Si l’on s’en tient donc aux textes réglementaires, le principe du forfait est laissé au libre choix des communes ou des EPCI, mais son montant est imposé. Ce qui, d’une part, est contraire au principe de libre administration des collectivités territoriales ; mais aussi, d’autre part, contraire à l’esprit de l’accord-cadre du 13 juillet. Murielle Fabre, maire de Lampertheim, qui représentait l’AMF au moment de la signature de l’accord cadre, l’a bien compris ainsi : pour elle, comme elle le confirme ce matin à Maire info, l’esprit de cet accord, conformément aux souhaits des employeurs territoriaux, était « de laisser les collectivités libres de fixer le montant et le plafond du forfait ». 

Injonctions contradictoires

Surpris par cette contradiction entre l’accord cadre et le décret, un certain nombre d’élus ont saisi les préfectures pour en savoir plus. Certaines préfectures, dans des réponses que Maire info a pu consulter, ont indiqué aux élus qu’ils étaient bien « libres »  de fixer le montant des indemnités et le plafond annuel, l’une d’entre elles expliquant même que les collectivités pourraient même instaurer un plafond semestriel ou trimestriel si elles le souhaitent. 

Sauf que la DGCL (Direction générale des collectivités locales) ne l’entend pas de cette oreille et fait une lecture très stricte du décret du 26 août. Saisie par l’AMF sur cette question, elle affirme que le montant de 2,5 euros par jour « est commun à l’ensemble de la fonction publique et ne peut être modulé par l’organe délibérant ». En revanche, la DGCL estime que le montant plafond (220 euros par an) peut être modulé par délibération, mais uniquement à la baisse : « À titre d’exemple, une collectivité territoriale peut délibérer pour instituer un forfait télétravail d'un montant de 2,50 euros par journée de télétravail effectuée dans la limite de 150 euros par an ». 

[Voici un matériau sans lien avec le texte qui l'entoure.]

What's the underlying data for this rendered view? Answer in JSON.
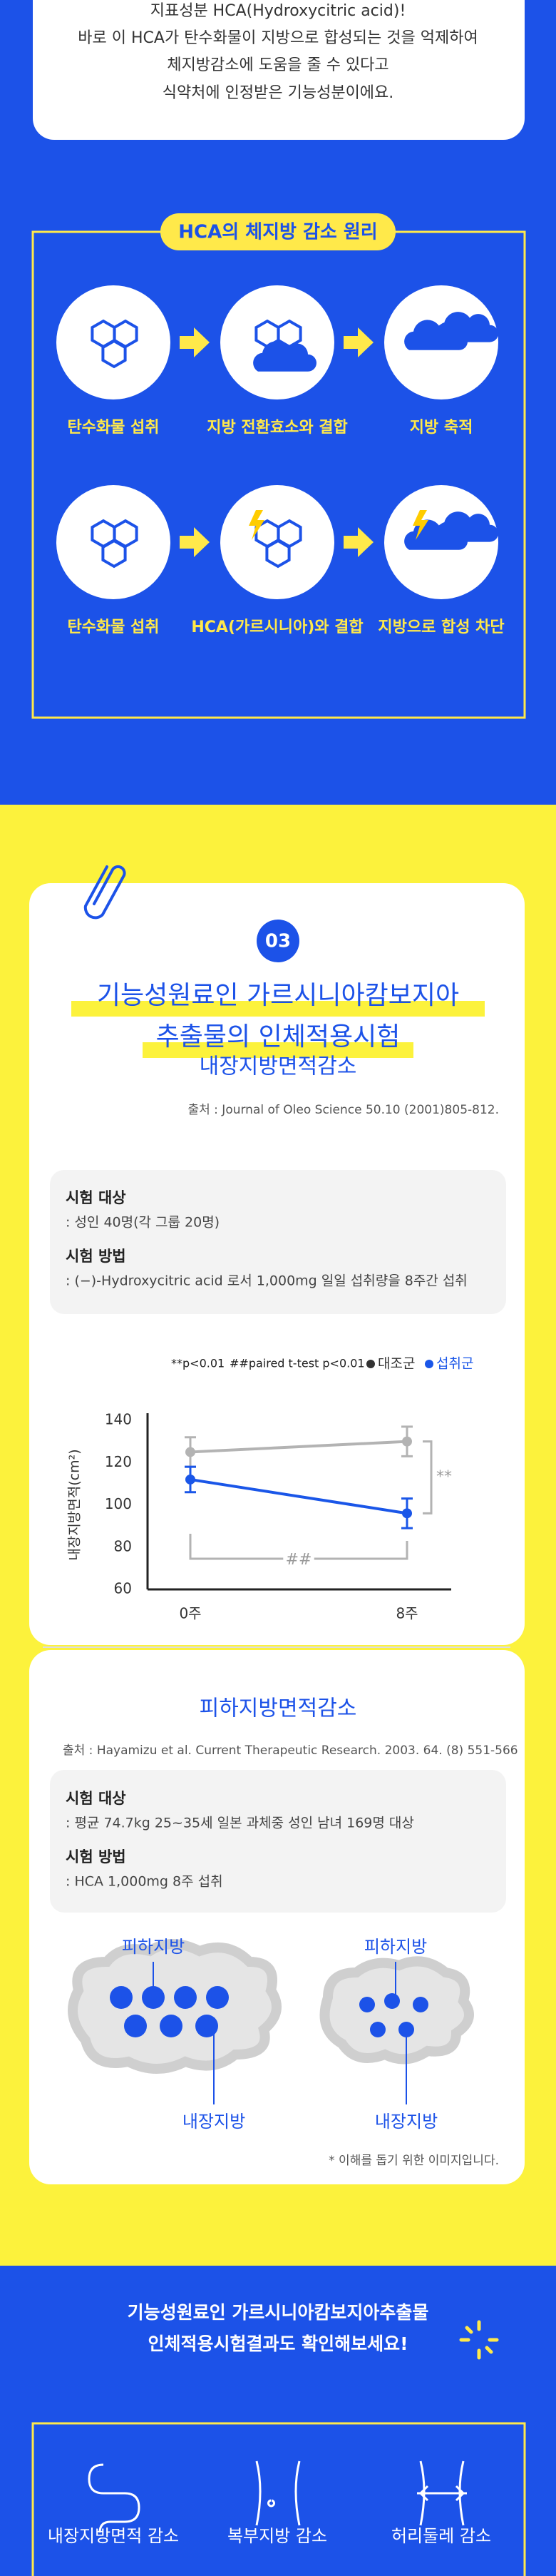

Il y a donc clairement une contradiction entre la lettre et l’esprit de l’accord cadre, d’une part, et le décret du 26 août, de l’autre. Murielle Fabre se dit d'ailleurs « surprise de l'interprétation de la DGCL » 

Un certain nombre de préfectures et la DGCL semblant ne pas avoir la même lecture de ces textes, la situation est assez confuse pour les élus. Pour Murielle Fabre, « un rescrit [prise de position formelle de l'administration] ou une circulaire ministérielle seraient bienvenus sur cette question ». A moins peut-être qu’un juge adminisitratif soit amené à statuer sur cette question, et que la jurisprudence apporte une réponse claire sur la possibilité, ou non, pour les collectivités, de fixer elles-mêmes le montant du forfait télétravail si elles l’ont institué.